A incorporação do empresário Jorge Gerdau Johannpeter ao núcleo de gestão do governo da presidente Dilma Rousseff deve ser vista como um sinal de múltiplas facetas, todas elas positivas. O empresário, nacionalmente reconhecido por seu trabalho à frente do Movimento Brasil Competitivo (MBC), tem como uma de suas bandeiras a necessidade de imprimir qualidade tanto aos atos de gestão como aos serviços entregues aos cidadãos. Tem sido essa uma das mais insistentes de suas pregações como empresário e como cidadão. Uma parcela expressiva de governos estaduais de distintos matizes políticos – de Aécio Neves, em Minas, a Eduardo Campos, de Pernambuco – utilizou os serviços do MBC para enfrentar distorções em suas administrações e para corrigir equívocos funcionais que emperram o setor público e retiram qualidade e competitividade das ações dos governos.
A busca da qualidade na gestão pública é, no Brasil, uma necessidade que decorre tanto de uma realidade administrativa perdulária e ineficiente, de um lado, quanto, de outro, do fato de que para fornecer serviços de qualidade duvidosa o poder público tem à sua disposição uma estrutura de tributos que está entre as mais elevadas do mundo. Tem razão, por isso, a recém-indicada ministra Miriam Belchior, do Planejamento, ao afirmar que “é possível fazer mais com menos”. Tudo indica que o núcleo de gestão a ser comandado por Gerdau trabalhará, convenientemente, vinculado a esse ministério. A introdução de conceitos de qualidade no serviço público, especialmente nas áreas estratégicas, como saúde, educação e obras (em particular no Programa de Aceleração do Crescimento), responde a uma necessidade que não pode ser postergada.

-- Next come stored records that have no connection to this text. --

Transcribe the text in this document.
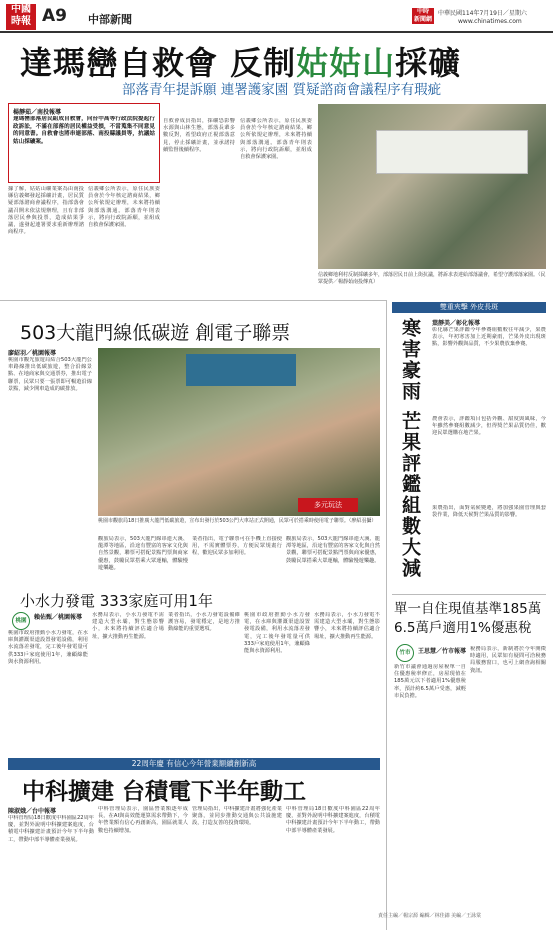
中國
時報 A9 中部新聞
中時
新聞網
中華民國114年7月19日／星期六
www.chinatimes.com
達瑪巒自救會 反制姑姑山採礦
部落青年提訴願 連署護家園 質疑諮商會議程序有瑕疵
楊靜茹／南投報導
達瑪巒部落居民組成自救會，向台中高等行政法院提起行政訴訟，不滿在部落的居民權益受損，不當蒐集不同意見的同意書。自救會也將串連部落、南投縣議員等，抗議姑姑山採礦案。
據了解，姑姑山礦業案為由南投縣信義鄉發起採礦計畫，居民質疑部落諮商會議程序，指部落會議召開未依法規辦理，且有非部落居民參與投票，造成結果爭議，遂發起連署要求重新辦理諮商程序。
信義鄉公所表示，原住民族委員會於今年核定諮商結果，鄉公所依規定辦理，未來將持續與部落溝通。部落青年則表示，將向行政院訴願，並組成自救會保護家園。
自救會成員指出，採礦恐影響水源與山林生態，部落長輩多數反對，希望政府正視部落意見，停止採礦計畫，並承諾持續監督後續程序。
信義鄉公所表示，原住民族委員會於今年核定諮商結果，鄉公所依規定辦理，未來將持續與部落溝通。部落青年則表示，將向行政院訴願，並組成自救會保護家園。
信義鄉地利村反制採礦多年，部落居民日前上街抗議，將訴求表達給部落議會，希望守護部落家園。（民眾提供／楊靜茹南投傳真）
503大龍門線低碳遊 創電子聯票
廖紹羽／桃園報導
桃園市觀光旅遊局結合503大龍門公車路線推出低碳旅遊，整合沿線景點、在地商家與交通票券，推出電子聯票，民眾只要一張票即可暢遊沿線景點，減少開車造成的碳排放。
多元玩法
桃園市觀旅局18日推廣大龍門低碳旅遊，宣布出發行於503公門大車站正式開通，民眾可於搭乘時使用電子聯票。（廖紹羽攝）
觀旅局表示，503大龍門線串連大溪、龍潭等地區，沿途有豐富的客家文化與自然景觀，聯票可搭配景點門票與商家優惠，鼓勵民眾搭乘大眾運輸，體驗慢遊樂趣。
業者指出，電子聯票可在手機上直接使用，不需實體票券，方便民眾規畫行程，歡迎民眾多加利用。
觀旅局表示，503大龍門線串連大溪、龍潭等地區，沿途有豐富的客家文化與自然景觀，聯票可搭配景點門票與商家優惠，鼓勵民眾搭乘大眾運輸，體驗慢遊樂趣。
小水力發電 333家庭可用1年
桃園	賴佑甄／桃園報導
桃園市政府推動小水力發電，在水庫與灌溉渠道設置發電設備，利用水流落差發電，完工後年發電量可供333戶家庭使用1年，兼顧綠能與水資源利用。
水務局表示，小水力發電不需建造大型水壩，對生態影響小，未來將持續評估適合場址，擴大推動再生能源。
業者指出，小水力發電設備維護容易，發電穩定，是地方推動綠能的重要選項。
桃園市政府推動小水力發電，在水庫與灌溉渠道設置發電設備，利用水流落差發電，完工後年發電量可供333戶家庭使用1年，兼顧綠能與水資源利用。
水務局表示，小水力發電不需建造大型水壩，對生態影響小，未來將持續評估適合場址，擴大推動再生能源。
22周年慶 有信心今年營業額續創新高
中科擴建 台積電下半年動工
陳淑娥／台中報導
中科管理局18日歡度中科園區22周年慶，並對外說明中科擴建案進度，台積電中科擴建計畫預計今年下半年動工，帶動中部半導體產業發展。
中科管理局表示，園區營業額逐年成長，在AI與高效能運算需求帶動下，今年營業額有信心再創新高，園區就業人數也持續增加。
管理局指出，中科擴建計畫將強化產業聚落，並同步推動交通與公共設施建設，打造友善的投資環境。
中科管理局18日歡度中科園區22周年慶，並對外說明中科擴建案進度，台積電中科擴建計畫預計今年下半年動工，帶動中部半導體產業發展。
雙重夾擊 外皮長斑
寒害豪雨 芒果評鑑組數大減	葉靜美／彰化報導
彰化縣芒果評鑑今年參賽組數較往年減少，果農表示，年初寒害加上近期豪雨，芒果外皮出現斑點，影響外觀與品質，不少果農放棄參賽。
農會表示，評鑑項目包括外觀、甜度與風味，今年雖然參賽組數減少，但得獎芒果品質仍佳，歡迎民眾選購在地芒果。
果農指出，面對氣候變遷，將加強果園管理與套袋作業，降低天候對芒果品質的影響。
單一自住現值基準185萬 6.5萬戶適用1%優惠稅
竹市	王思慧／竹市報導
新竹市議會通過房屋稅單一自住優惠稅率修正，房屋現值在185萬元以下者適用1%優惠稅率，預計約6.5萬戶受惠，減輕市民負擔。
稅務局表示，新制將於今年開徵時適用，民眾如有疑問可洽稅務局服務窗口，也可上網查詢相關資訊。
責任主編／楊宗源 編輯／林佳錦 美編／王詠棠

Por isso, a presença de um homem com a respeitabilidade de Jorge Gerdau no governo, além de expurgar preconceitos, servirá para devolver ao país uma voz crítica, capaz de olhar as necessidades do país não a partir de visões preestabelecidas e ideologicamente viciadas, mas a partir da consideração objetiva da realidade e das possibilidades nacionais.